2c, and an alternating current voltage is applied to the primary coil 22a. At this time, the induced voltages of the secondary coils 22b and 22c change differentially depending on the position of the movable part 10, and the axial displacement of the movable part 10 is converted into an electric signal and detected.

With the above configuration, the viscous fluid, which is oil grease, sealed in the space formed by the hole of the large diameter part 2a of the seal rings 5, 6 and the outer periphery of the small diameter part is distributed between the input and output shafts. A damper mechanism is configured that acts as a resistor that is approximately proportional to the rotational speed, and the action of the damper mechanism can suppress sudden and large rotational speed differences between the input and output shafts, thereby preventing excessive steering characteristics and Vibration can be reduced.

In the torque detection mechanism of this embodiment, the movable part 10 does not slide relative to other members but is displaced in the axial direction. Highly accurate torque detection can be performed. and cam mechanism 1
8 promotes the above effect by the action of the roller.

(Effects of the Invention) As is clear from the above explanation, according to the present invention, it is possible to suppress sudden large rotational speed differences between the input and output shafts, and stable steering characteristics can be obtained. It is possible to provide a torque detection mechanism for an electric power steering device that can further improve the feeling.

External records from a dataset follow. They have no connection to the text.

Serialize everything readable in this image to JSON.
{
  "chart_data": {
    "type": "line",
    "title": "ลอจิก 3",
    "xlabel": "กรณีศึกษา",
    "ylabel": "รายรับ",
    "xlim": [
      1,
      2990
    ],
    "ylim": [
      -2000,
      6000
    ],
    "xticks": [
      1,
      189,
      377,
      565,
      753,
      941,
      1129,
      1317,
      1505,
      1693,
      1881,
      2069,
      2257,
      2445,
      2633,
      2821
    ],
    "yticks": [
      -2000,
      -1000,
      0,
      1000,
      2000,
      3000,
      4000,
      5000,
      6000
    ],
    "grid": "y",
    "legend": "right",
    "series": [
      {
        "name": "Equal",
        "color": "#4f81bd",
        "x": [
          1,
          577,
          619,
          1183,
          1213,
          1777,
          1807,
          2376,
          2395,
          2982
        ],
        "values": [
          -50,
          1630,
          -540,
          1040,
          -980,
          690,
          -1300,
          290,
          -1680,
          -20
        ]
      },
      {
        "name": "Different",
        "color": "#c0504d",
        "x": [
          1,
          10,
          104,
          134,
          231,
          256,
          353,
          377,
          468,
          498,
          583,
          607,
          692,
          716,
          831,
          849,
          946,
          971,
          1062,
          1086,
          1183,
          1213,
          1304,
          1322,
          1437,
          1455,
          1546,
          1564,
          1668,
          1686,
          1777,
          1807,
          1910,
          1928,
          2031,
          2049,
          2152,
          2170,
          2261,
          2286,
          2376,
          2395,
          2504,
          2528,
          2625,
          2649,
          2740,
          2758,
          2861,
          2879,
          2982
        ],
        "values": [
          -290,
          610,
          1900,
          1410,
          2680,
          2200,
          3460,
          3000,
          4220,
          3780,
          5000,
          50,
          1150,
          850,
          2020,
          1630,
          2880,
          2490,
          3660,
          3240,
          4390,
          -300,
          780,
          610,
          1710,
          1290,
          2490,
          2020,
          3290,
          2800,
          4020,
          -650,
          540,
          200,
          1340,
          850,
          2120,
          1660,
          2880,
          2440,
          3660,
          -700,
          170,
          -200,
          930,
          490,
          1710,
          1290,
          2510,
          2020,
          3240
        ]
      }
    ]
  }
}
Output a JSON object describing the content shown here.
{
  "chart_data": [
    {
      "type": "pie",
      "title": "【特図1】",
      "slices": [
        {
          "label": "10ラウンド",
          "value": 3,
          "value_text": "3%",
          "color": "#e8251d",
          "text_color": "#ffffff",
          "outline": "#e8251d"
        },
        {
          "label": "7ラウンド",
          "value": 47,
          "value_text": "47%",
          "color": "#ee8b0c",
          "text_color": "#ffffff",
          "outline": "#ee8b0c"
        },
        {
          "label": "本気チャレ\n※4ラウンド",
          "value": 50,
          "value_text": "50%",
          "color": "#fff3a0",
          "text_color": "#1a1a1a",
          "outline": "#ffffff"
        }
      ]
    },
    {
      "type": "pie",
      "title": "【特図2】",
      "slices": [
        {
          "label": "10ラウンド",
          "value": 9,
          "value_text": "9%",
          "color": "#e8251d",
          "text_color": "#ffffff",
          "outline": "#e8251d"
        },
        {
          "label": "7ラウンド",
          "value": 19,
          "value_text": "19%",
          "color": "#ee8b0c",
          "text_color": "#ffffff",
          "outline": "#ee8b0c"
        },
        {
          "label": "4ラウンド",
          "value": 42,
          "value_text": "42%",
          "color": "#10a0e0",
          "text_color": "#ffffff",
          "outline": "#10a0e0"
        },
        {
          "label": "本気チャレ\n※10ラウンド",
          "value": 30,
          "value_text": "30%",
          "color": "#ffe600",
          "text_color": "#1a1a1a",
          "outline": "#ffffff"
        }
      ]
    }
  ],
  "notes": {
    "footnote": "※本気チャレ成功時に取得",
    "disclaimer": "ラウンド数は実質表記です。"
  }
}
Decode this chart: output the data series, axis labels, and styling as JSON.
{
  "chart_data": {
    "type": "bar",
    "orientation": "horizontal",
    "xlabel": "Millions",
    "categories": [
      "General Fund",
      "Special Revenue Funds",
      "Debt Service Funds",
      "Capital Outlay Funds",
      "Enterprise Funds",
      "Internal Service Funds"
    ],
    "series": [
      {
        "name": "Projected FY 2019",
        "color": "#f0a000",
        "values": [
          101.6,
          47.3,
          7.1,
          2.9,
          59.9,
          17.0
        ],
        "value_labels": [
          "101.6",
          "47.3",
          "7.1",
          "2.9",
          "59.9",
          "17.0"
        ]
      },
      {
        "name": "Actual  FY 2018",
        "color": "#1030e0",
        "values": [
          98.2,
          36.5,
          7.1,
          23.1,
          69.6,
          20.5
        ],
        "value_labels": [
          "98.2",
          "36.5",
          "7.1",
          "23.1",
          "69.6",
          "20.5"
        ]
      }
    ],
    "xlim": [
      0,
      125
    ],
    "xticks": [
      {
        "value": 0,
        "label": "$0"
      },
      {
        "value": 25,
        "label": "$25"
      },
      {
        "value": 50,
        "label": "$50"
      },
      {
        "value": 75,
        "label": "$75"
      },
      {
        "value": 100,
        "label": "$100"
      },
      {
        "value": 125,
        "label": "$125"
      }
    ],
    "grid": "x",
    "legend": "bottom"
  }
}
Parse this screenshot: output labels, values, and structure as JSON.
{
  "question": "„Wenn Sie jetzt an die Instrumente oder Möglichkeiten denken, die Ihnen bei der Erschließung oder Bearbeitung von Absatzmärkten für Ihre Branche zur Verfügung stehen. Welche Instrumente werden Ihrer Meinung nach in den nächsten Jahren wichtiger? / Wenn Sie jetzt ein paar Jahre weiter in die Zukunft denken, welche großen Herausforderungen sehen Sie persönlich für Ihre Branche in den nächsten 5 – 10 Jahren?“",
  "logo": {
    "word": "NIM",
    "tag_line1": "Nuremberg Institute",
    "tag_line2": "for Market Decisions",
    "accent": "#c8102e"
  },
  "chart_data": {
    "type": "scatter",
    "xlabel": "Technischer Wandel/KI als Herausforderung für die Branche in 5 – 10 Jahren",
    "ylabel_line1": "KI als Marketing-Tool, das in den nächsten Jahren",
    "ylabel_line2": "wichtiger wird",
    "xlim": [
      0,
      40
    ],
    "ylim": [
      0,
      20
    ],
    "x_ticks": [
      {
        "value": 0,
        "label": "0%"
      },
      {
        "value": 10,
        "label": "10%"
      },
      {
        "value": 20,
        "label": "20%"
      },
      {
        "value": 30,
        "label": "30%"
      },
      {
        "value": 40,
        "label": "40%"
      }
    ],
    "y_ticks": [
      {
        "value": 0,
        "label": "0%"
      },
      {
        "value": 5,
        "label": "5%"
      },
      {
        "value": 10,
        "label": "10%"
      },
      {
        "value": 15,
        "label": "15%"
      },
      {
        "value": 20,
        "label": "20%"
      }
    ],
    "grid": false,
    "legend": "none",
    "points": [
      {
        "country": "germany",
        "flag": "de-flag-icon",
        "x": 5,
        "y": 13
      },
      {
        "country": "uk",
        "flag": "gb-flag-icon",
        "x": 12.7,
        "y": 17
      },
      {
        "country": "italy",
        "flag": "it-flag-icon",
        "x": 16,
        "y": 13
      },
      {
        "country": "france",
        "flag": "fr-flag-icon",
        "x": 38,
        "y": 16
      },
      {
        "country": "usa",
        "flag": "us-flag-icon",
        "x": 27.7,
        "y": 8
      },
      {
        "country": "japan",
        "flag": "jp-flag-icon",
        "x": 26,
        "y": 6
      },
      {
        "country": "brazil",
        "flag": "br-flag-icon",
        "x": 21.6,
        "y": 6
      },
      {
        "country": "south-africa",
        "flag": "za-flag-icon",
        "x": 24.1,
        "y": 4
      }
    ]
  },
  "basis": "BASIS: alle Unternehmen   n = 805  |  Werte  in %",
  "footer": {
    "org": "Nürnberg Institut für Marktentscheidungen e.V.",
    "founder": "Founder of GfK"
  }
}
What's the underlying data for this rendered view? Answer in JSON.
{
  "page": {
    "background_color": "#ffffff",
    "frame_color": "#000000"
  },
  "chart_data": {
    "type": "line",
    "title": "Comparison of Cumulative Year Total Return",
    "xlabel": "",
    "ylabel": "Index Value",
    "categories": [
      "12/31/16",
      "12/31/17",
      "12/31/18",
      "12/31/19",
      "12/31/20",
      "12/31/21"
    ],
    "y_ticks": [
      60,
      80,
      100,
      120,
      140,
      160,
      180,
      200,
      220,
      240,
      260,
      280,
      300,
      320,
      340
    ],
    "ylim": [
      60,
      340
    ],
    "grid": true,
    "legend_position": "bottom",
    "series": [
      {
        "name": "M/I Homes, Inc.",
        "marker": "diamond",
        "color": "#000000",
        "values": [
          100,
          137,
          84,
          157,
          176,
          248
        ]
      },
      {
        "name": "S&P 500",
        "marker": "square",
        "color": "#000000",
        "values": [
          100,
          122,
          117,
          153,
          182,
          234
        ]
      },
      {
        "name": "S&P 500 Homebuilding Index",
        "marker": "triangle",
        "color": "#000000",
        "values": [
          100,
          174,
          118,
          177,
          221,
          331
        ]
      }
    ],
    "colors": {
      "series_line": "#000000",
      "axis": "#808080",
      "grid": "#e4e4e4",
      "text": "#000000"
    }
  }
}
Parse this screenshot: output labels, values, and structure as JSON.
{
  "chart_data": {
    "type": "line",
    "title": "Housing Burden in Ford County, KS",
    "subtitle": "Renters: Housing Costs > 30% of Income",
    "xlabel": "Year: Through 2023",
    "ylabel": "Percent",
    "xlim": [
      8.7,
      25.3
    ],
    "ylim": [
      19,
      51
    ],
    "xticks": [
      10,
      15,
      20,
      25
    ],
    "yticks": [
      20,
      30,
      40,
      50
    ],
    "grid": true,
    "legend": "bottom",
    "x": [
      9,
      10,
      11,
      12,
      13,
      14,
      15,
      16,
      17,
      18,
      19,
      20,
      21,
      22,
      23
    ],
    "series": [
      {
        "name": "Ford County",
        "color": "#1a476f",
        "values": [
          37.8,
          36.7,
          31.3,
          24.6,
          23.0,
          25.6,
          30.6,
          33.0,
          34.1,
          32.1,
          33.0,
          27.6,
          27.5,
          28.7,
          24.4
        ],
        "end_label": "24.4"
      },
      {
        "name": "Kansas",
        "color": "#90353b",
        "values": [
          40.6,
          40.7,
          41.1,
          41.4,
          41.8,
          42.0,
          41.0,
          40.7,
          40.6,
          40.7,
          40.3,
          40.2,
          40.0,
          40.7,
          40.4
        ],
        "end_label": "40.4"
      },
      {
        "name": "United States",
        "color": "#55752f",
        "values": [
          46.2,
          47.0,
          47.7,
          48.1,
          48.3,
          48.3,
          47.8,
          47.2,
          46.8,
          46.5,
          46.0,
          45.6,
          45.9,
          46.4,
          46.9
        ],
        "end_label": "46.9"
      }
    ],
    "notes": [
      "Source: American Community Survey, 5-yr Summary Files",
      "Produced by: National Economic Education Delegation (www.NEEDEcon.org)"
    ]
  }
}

[Brief explanation of the drawing]

FIG. 1 is a longitudinal cross-sectional view of the mechanical components of the torque detection mechanism according to the present invention, and in this figure, the cross section is formed by bending the cutting line at 90 degrees at the center. Fig. 2 is a diagram showing the connecting part between the input shaft and the output shaft, Fig. 3 is a diagram also showing the connecting part, and Fig. 2 is a longitudinal sectional view;
They are a left end view of , and a right end view of . In the drawing, 1... input shaft, 2... output shaft,
7... Damper mechanism, 7a... Viscous fluid, 8... Torsion bar which is an elastic member, 10... Movable part which is a cylindrical member, 11... Leaf spring, 13a... Cam surface, 17... Roller, 18... ...It is a cam mechanism.

Claims (1)

[Claims] 1. Connect the input shaft and output shaft via an elastic member,
In the torque detection mechanism of the electric power steering device that converts the torque applied between the two shafts into a relative rotational displacement between the two shafts and detects the torque, the elastic member is connected between the input shaft and the output shaft in parallel with the elastic member. A torque detection mechanism for an electric power steering device, characterized in that a damper mechanism is configured by providing a viscous fluid that generates a resistance force in response to the relative rotational speed of both shafts.